As MLA Hugh MacKay prepares to make a public statement next week addressing allegations of drinking and driving, two members of his district riding association have resigned from their posts.
Katherine Williams and Ron Meagher both quit the Chester-St. Margaret’s Liberal Riding Association on Thursday in the aftermath of the provincial party’s handling of accusations that MacKay drove through his riding while impaired in November 2018.
Those allegations first reached the ears of Premier Stephen McNeil‘s chief of staff in May of 2019, but Laurie Graham decided they had no merit and never shared them with the premier himself. Nine months later, MacKay was charged with drinking and driving in relation to an incident on the same date described in the initial allegations.
Neither Williams nor Meagher could be reached for comment on Friday, but Premier Stephen McNeil thanked them for their service.
“They’ve obviously made a decision based on what’s happened with the riding association and the riding association now will rebuild and move forward,” he told reporters in the legislature.
“We can sit here and look back a year… as I look at the circumstances surrounding what’s taken place, I would have made same decision that my chief of staff made because there was no evidence, we had no history of that, and other private and personal information that we’re not at liberty to talk about.”
Earlier this week, the Official Opposition tabled an email in the legislature containing explosive allegations against MacKay.
Dated May 6, 2019, it was addressed to former Chester-St Margaret’s Liberal Riding Association president Andre Veinotte, Nova Scotia Liberal caucus officer Patricia Culbert and Richard Hattin, a member of MacKay’s campaign team in 2017.
“As President of the Chester-St. Margaret’s Liberal Riding Association, please accept this email as my official notice of resignation from the Board of Directors,” wrote the email’s author, whose name is redacted.
“I have been struggling for the past while hiding an incident that I can no longer keep hidden regarding the conduct of certain members of the Board along with our MLA — Hugh MacKay.”
The email describes in detail efforts to stop MacKay from driving drunk through his riding, before he eventually crashed into a lamp post on Nov. 22, 2018. That’s the same date cited in a charge of impaired driving laid against him by police earlier this month.

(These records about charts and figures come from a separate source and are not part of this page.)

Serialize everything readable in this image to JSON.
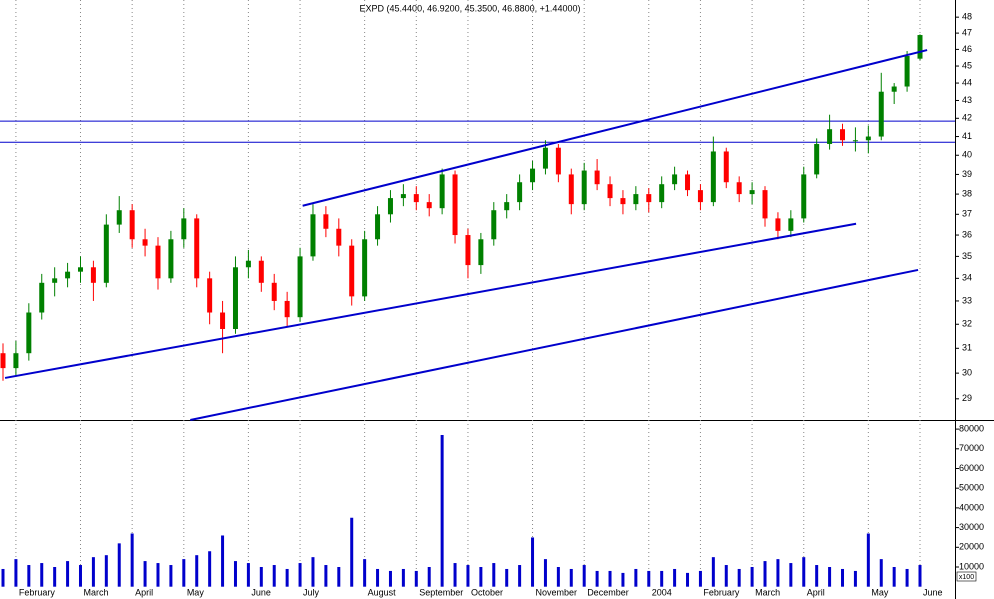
{
  "chart_data": {
    "type": "candlestick",
    "title": "EXPD (45.4400, 46.9200, 45.3500, 46.8800, +1.44000)",
    "categories": [
      null,
      "February",
      null,
      null,
      null,
      null,
      "March",
      null,
      null,
      null,
      "April",
      null,
      null,
      null,
      "May",
      null,
      null,
      null,
      null,
      "June",
      null,
      null,
      null,
      "July",
      null,
      null,
      null,
      null,
      "August",
      null,
      null,
      null,
      "September",
      null,
      null,
      null,
      "October",
      null,
      null,
      null,
      null,
      "November",
      null,
      null,
      null,
      "December",
      null,
      null,
      null,
      null,
      "2004",
      null,
      null,
      null,
      "February",
      null,
      null,
      null,
      "March",
      null,
      null,
      null,
      "April",
      null,
      null,
      null,
      null,
      "May",
      null,
      null,
      null,
      "June"
    ],
    "open": [
      30.8,
      30.2,
      30.8,
      32.5,
      33.8,
      34.0,
      34.3,
      34.5,
      33.8,
      36.5,
      37.2,
      35.8,
      35.5,
      34.0,
      35.8,
      36.8,
      34.0,
      32.5,
      31.8,
      34.5,
      34.8,
      33.8,
      33.0,
      32.3,
      35.0,
      37.0,
      36.3,
      35.5,
      33.2,
      35.8,
      37.0,
      37.8,
      38.0,
      37.6,
      37.3,
      39.0,
      36.0,
      34.6,
      35.8,
      37.2,
      37.6,
      38.6,
      39.3,
      40.4,
      39.0,
      37.5,
      39.2,
      38.5,
      37.8,
      37.5,
      38.0,
      37.6,
      38.5,
      39.0,
      38.2,
      37.6,
      40.2,
      38.6,
      38.0,
      38.2,
      36.8,
      36.2,
      36.8,
      39.0,
      40.6,
      41.4,
      40.8,
      40.8,
      41.0,
      43.5,
      43.8,
      45.44
    ],
    "high": [
      31.2,
      31.3,
      32.9,
      34.2,
      34.5,
      34.7,
      35.0,
      34.8,
      37.0,
      37.9,
      37.5,
      36.3,
      35.9,
      36.2,
      37.3,
      37.0,
      34.3,
      33.0,
      35.0,
      35.3,
      35.0,
      34.2,
      33.4,
      35.4,
      37.5,
      37.4,
      36.8,
      35.8,
      36.2,
      37.4,
      38.2,
      38.5,
      38.4,
      38.0,
      39.3,
      39.2,
      36.3,
      36.1,
      37.6,
      38.0,
      39.0,
      39.7,
      40.8,
      40.6,
      39.3,
      39.6,
      39.8,
      38.9,
      38.2,
      38.4,
      38.3,
      38.9,
      39.4,
      39.2,
      38.5,
      41.0,
      40.4,
      38.9,
      38.6,
      38.4,
      37.1,
      37.2,
      39.4,
      40.9,
      42.2,
      41.7,
      41.5,
      41.6,
      44.6,
      44.0,
      45.9,
      46.92
    ],
    "low": [
      29.7,
      29.9,
      30.5,
      32.2,
      33.2,
      33.6,
      33.8,
      33.0,
      33.6,
      36.1,
      35.4,
      35.0,
      33.5,
      33.8,
      35.4,
      33.6,
      32.0,
      30.8,
      31.6,
      34.0,
      33.4,
      32.6,
      31.9,
      32.1,
      34.8,
      35.9,
      35.0,
      32.8,
      33.0,
      35.5,
      36.6,
      37.4,
      37.2,
      36.9,
      37.0,
      35.6,
      34.0,
      34.2,
      35.5,
      36.8,
      37.2,
      38.2,
      39.0,
      38.6,
      37.0,
      37.2,
      38.2,
      37.4,
      37.0,
      37.2,
      37.1,
      37.3,
      38.2,
      37.9,
      37.2,
      37.4,
      38.3,
      37.6,
      37.5,
      36.4,
      35.8,
      35.9,
      36.6,
      38.8,
      40.3,
      40.5,
      40.2,
      40.1,
      40.8,
      42.8,
      43.5,
      45.35
    ],
    "close": [
      30.2,
      30.8,
      32.5,
      33.8,
      34.0,
      34.3,
      34.5,
      33.8,
      36.5,
      37.2,
      35.8,
      35.5,
      34.0,
      35.8,
      36.8,
      34.0,
      32.5,
      31.8,
      34.5,
      34.8,
      33.8,
      33.0,
      32.3,
      35.0,
      37.0,
      36.3,
      35.5,
      33.2,
      35.8,
      37.0,
      37.8,
      38.0,
      37.6,
      37.3,
      39.0,
      36.0,
      34.6,
      35.8,
      37.2,
      37.6,
      38.6,
      39.3,
      40.4,
      39.0,
      37.5,
      39.2,
      38.5,
      37.8,
      37.5,
      38.0,
      37.6,
      38.5,
      39.0,
      38.2,
      37.6,
      40.2,
      38.6,
      38.0,
      38.2,
      36.8,
      36.2,
      36.8,
      39.0,
      40.6,
      41.4,
      40.8,
      40.8,
      41.0,
      43.5,
      43.8,
      45.6,
      46.88
    ],
    "up_color": "#008000",
    "down_color": "#ff0000",
    "ylim": [
      28.2,
      49.1
    ],
    "yticks": [
      29,
      30,
      31,
      32,
      33,
      34,
      35,
      36,
      37,
      38,
      39,
      40,
      41,
      42,
      43,
      44,
      45,
      46,
      47,
      48
    ],
    "log_scale": true,
    "hlines": [
      41.84,
      40.69
    ],
    "line_color": "#0000cc",
    "trendlines": [
      {
        "x": [
          0.16,
          66.05
        ],
        "y": [
          29.81,
          36.54
        ]
      },
      {
        "x": [
          23.2,
          71.55
        ],
        "y": [
          37.42,
          45.96
        ]
      },
      {
        "x": [
          14.5,
          70.85
        ],
        "y": [
          28.2,
          34.38
        ]
      }
    ],
    "volume": {
      "values": [
        9000,
        14000,
        11000,
        12000,
        10000,
        13000,
        11000,
        15000,
        16000,
        22000,
        27000,
        13000,
        12000,
        11000,
        14000,
        16000,
        18000,
        26000,
        13000,
        12000,
        10000,
        11000,
        9000,
        12000,
        15000,
        11000,
        10000,
        35000,
        14000,
        9000,
        8000,
        9000,
        8000,
        10000,
        77000,
        12000,
        11000,
        10000,
        12000,
        9000,
        11000,
        25000,
        14000,
        10000,
        9000,
        11000,
        8000,
        8000,
        7000,
        9000,
        8000,
        8000,
        9000,
        7000,
        8000,
        15000,
        11000,
        9000,
        10000,
        13000,
        14000,
        12000,
        15000,
        11000,
        10000,
        9000,
        8000,
        27000,
        14000,
        10000,
        9000,
        11000
      ],
      "color": "#0000cc",
      "ylim": [
        0,
        83600
      ],
      "yticks": [
        10000,
        20000,
        30000,
        40000,
        50000,
        60000,
        70000,
        80000
      ],
      "label": "x100"
    }
  }
}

None of the allegations have been proven in court and MacKay has resigned as a member of the Liberal caucus. While declining an interview, in an email to Global News on Friday, MacKay wrote:
“I will be making a public statement next week which will provide clarity on this alleged incident.”
The handling of the entire affair has been a black eye for McNeil and his closest advisers, who have been accused by the Nova Scotia PC Party of participating in a “coverup” that left MacKay without support for his addiction for far too long.
McNeil vehemently denies these claims and states that his chief of staff ensured MacKay received the treatment he needed.
“There are personal and private issues that she would be privy to that determined the decisions she made, and at no time have I or my chief of staff ever condoned impaired driving or drunk driving of any kind,” said the premier.
MacKay never disclosed that he struggled with alcohol when he was vetted for cabinet, but was frank about the problem in a statement last October, when he pleaded guilty to a separate offense of impaired driving.
PC leader Tim Houston said the premier’s office should have taken the allegations brought forward in May 2019 “more serious” and reached out to the author of the email directly, instead of only MacKay and his caucus assistant.
“I think the moral behaviour of the government is important to Nova Scotians,” said Houston on Friday, adding that the recent resignations of both Meagher and Williams are proof that Nova Scotians are “offended” by the way the allegations have been treated.
The NDP’s Gary Burrill told reporters that the affair raises questions of the premier’s “inner circle,” while the resignations are evidence that members have “lost confidence” in the party.
In Chester, many constituents told Global News that MacKay ought to resign altogether — whether or not he is convicted of impaired driving for the alleged Nov. 22, 2018 incident.
“I think he should resign for sure and get the help that he needs, most definitely,” said East Chester resident Nadine Reid.
“I think if the second allegation is true — that he was, within a one-year period of time — driving drunk to the point where he had an accident, he shouldn’t be sitting as an MLA,” said Darrell Tingley. “I thought he should have resigned with the first one.”
Mary MacInnis, also of Chester, said she’d be asking serious questions of her own staff if they concealed details of an incident like the one alleged from her.
“What I’d like to see is the former British tradition of ‘the buck stops here,’ and some people in some high places resigning, and setting an example for our society in general with attitudes toward that kind of behaviour,” she told Global News.
MacKay is currently receiving treatment and is due in court to face the impaired driving charge next month.